UT recently accepted its largest freshman class to date, yet no noticeable expansion of the student section has been made. For years, students who have purchased the Big Ticket have been turned away from games because there were no remaining student section seats, the section the Big Ticket is for. 

A Daily Texan article from 2019 mentions how student safety is put at risk when they oversell the Big Ticket. This article goes on to mention the specifics of capacity versus ticket sales. 

“According to John Bianco, the associate communications director of intercollegiate athletics, 18,000 Big Tickets have been sold for the 2019-2020 school year even though only 13,000 seats are allocated for the student section,” the article said.

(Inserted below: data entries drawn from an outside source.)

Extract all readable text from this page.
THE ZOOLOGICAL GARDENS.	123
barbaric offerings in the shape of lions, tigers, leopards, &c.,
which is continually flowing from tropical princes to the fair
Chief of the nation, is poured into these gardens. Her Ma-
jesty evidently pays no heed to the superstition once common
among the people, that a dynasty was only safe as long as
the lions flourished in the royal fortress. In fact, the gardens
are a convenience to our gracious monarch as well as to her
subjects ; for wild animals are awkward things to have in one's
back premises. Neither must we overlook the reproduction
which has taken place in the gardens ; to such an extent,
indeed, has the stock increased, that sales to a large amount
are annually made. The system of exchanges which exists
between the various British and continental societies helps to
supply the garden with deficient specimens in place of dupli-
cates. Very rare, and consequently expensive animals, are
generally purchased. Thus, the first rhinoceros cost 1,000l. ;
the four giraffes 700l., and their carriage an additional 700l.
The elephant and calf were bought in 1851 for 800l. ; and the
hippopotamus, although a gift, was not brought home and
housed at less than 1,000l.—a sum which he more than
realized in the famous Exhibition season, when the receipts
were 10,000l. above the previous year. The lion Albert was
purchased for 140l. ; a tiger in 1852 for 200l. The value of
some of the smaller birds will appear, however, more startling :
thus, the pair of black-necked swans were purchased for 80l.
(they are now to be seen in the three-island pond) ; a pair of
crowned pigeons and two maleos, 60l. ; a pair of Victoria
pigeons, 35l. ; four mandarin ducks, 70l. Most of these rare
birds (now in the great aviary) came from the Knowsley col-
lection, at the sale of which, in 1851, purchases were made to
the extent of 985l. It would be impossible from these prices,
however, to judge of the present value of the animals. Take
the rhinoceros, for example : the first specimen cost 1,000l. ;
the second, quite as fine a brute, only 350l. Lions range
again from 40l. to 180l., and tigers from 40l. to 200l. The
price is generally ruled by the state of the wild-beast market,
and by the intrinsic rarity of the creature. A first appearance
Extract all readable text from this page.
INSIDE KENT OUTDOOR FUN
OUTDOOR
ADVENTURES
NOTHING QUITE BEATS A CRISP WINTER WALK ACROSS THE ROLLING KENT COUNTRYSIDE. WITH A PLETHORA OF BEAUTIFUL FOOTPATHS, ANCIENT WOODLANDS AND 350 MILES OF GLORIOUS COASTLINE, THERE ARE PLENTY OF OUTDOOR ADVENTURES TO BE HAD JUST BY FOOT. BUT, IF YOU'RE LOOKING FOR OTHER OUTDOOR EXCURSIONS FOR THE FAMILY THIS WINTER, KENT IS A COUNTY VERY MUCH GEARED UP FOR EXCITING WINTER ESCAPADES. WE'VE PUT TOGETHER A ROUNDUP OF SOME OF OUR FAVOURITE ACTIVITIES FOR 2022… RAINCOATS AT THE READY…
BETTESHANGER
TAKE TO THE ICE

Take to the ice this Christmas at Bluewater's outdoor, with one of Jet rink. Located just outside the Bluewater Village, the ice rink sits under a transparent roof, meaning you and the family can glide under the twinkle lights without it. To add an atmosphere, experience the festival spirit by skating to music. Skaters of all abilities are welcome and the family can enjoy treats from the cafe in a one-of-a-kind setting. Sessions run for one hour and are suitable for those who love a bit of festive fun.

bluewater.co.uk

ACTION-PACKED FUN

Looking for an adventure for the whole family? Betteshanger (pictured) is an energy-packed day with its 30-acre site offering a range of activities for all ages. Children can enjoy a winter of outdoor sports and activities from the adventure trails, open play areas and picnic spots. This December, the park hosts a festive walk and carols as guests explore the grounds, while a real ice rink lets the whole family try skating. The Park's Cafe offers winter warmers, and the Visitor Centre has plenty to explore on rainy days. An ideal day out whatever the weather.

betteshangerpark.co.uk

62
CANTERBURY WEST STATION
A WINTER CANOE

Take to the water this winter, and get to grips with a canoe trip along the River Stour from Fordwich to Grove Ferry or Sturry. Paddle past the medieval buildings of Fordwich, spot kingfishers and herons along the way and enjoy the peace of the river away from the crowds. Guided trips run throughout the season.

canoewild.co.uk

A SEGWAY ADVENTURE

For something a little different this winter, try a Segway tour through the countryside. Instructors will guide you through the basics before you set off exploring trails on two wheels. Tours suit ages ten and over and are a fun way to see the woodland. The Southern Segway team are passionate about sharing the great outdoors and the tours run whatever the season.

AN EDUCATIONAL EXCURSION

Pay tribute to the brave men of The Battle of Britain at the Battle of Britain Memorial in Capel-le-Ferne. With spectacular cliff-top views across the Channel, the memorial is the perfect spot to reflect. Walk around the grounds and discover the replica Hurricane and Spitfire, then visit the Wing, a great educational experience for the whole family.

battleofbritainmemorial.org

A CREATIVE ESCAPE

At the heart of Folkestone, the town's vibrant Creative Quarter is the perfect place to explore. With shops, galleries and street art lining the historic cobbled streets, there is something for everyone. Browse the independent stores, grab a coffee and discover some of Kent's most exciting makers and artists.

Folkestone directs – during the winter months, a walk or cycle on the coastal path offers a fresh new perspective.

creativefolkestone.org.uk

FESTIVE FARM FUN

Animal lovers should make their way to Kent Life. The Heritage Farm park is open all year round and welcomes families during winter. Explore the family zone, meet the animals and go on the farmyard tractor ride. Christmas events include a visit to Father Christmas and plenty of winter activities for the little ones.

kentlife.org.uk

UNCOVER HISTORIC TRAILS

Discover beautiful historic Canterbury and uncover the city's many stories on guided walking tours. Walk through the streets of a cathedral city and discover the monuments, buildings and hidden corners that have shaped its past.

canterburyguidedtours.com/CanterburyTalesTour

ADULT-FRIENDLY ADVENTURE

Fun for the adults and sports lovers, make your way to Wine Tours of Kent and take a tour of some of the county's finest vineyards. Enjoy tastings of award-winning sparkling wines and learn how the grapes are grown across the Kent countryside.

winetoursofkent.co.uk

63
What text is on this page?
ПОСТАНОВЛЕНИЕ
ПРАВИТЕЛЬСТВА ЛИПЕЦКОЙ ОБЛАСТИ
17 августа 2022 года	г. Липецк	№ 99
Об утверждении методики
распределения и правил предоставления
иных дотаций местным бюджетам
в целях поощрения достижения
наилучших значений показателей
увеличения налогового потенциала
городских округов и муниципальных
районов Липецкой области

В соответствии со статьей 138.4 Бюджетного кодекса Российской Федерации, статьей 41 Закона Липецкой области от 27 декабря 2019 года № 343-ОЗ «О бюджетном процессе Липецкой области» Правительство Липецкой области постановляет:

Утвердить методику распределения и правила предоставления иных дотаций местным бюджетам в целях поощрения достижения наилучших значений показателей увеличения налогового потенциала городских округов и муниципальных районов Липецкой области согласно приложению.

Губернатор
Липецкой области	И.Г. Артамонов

For our big games, I find it impossible that staff do not believe a majority of the 18,000 Big Ticket holders would attend. 

Advertising sophomore Sophia Lowe mentioned the troubles she had at the latest UT vs. Rice football game. 

“We went up to…the gate” Lowe said, “They told us there’s no more wristbands … they turned us away, and (said), ‘Sorry, we don’t know what to do, the school oversold Big Tickets.’”

Lowe was denied entry into the student section by event staff. She spoke about how disappointing this was, and mentioned she and her friends weren’t the only people turned away. 

“We paid so much for these tickets, expecting obviously for everything to go smoothly,” Lowe said, “There was a huge crowd of people (denied entry) too.”

Drew Martin, executive senior associate athletics director, denied any knowledge of students being turned away.

“We’ve never turned a student with a Big Ticket away from a football game,” Martin said.

This doesn’t seem to be a widespread problem throughout the stadium. These issues seem to only be pertaining to students, which reflects poorly on UT’s priorities. When I asked if overselling has ever happened with the Big Ticket, Martin mentioned something concerning. 

“The Big Ticket is not a guaranteed seat,” Martin said, “And it says that on the website.”

Hearing this is most likely puzzling for students because this piece of information is very hard to find. I’m sure students wouldn’t have bothered to spend so much money if they knew they weren’t guaranteed admission. 

To sell this ticket with very few advertisements about this condition is extremely unethical. 

On the Big Ticket website, it mentions under “Seating and Safety” that “general admission seating means first come, first served at each event. The earlier you get to an event, the better your seat.” 

This is very ambiguous, but it is unclear if this is what Martin is referring to. 

UT doesn’t seem to care about the student experience at football games, but more importantly, this overselling is unethical. $175 plus tax for the Big Ticket isn’t just an easy credit card swipe for many students. 

The University needs to make some expansion to our student section, staff and officials need to communicate better, or the overselling needs to stop. UT, let’s make a change.